February 01, 2003

World Bank to Sign Major Urban Transport Loan for Bombay

The loan is an important first step after years of misdirected municipal government investments. Prior to this project, Mumbai’s major development was an elevated highway bisecting the city on which public transit vehicles and pedestrians and cyclists were banned.

While NGOs in Mumbai have mixed feelings about the loan package, there is agreement on several areas of concern. While the loan purportedly helps pedestrians, in fact it finances 30 poorly designed pedestrian underpasses along two major arterials primarily aimed at getting pedestrians out of the way of motorists.

Meanwhile, the loan does next to nothing for pressing pedestrian infrastructure needs in other parts of the city. The NGOs feel the loan should be used to convince the MMDA to develop an overall pedestrian master plan, and pilot pedestrian safety projects.

A large share of the loan funds will support widening of two East-West arterials, and some flyovers that separate road traffic from rail traffic. While ITDP’s local partners feel that these links are necessary, there has been no effort to integrate pedestrian trips into these plans. While the World Bank claims including sidewalks on the new roads is a condition of the loan, photos show the new facilities contain no sidewalks.
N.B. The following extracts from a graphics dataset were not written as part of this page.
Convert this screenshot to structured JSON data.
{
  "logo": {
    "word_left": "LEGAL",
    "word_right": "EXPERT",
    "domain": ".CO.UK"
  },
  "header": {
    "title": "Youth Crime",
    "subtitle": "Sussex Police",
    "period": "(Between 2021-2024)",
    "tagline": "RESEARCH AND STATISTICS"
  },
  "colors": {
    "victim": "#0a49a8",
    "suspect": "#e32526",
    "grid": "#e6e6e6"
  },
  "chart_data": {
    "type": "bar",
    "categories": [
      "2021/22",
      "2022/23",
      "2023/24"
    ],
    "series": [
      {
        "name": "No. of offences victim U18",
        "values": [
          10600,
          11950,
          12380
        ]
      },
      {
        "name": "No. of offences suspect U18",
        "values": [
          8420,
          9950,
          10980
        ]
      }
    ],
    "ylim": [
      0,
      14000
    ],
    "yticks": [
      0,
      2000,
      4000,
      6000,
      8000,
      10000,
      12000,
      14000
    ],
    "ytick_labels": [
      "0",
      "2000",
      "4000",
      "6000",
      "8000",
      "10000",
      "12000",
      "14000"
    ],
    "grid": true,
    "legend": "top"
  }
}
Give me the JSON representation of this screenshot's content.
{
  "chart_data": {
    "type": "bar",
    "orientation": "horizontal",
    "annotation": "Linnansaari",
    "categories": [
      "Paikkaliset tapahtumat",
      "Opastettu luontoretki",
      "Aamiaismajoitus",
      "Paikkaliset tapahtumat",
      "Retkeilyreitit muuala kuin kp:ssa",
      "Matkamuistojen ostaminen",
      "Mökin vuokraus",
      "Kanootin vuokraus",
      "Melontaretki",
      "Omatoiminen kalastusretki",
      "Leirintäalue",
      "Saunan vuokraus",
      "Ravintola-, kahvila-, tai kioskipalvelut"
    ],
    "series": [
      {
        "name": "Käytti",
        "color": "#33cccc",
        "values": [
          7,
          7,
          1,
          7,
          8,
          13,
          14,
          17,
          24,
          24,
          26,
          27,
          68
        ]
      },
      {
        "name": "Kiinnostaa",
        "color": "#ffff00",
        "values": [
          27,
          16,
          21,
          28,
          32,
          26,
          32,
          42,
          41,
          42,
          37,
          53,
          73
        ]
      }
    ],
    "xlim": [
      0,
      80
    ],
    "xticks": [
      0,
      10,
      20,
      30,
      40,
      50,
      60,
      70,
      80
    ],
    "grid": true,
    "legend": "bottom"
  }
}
The loan also includes significant funds for an area traffic control system (ATS) for the downtown section of Bombay. The system is likely to increase road travel speeds for motorists at the expense of pedestrian safety. A more effective strategy would combine downtown traffic calming with the creation of safe pedestrian corridors.

Commendably, the project will increase by 40 the number of trains on the commuter rail system and shorten lead times, allowing 15 rather than 13 trains to run on each line. Currently, Bombay’s commuter rail line is one of the most overcrowded in the world, with more than 5,400 people crammed into train cars designed to hold only 1,700 people.

Funds are also included to improve several train stations. NGOs generally support these measures but feel they are too little, too late.

NGOs also feel the loan is a missed opportunity to implement some changes that would make an important difference, like pilot busways on some of the main arterials, or pilot traffic demand management measures, or model pedestrian zones or traffic calming facilities.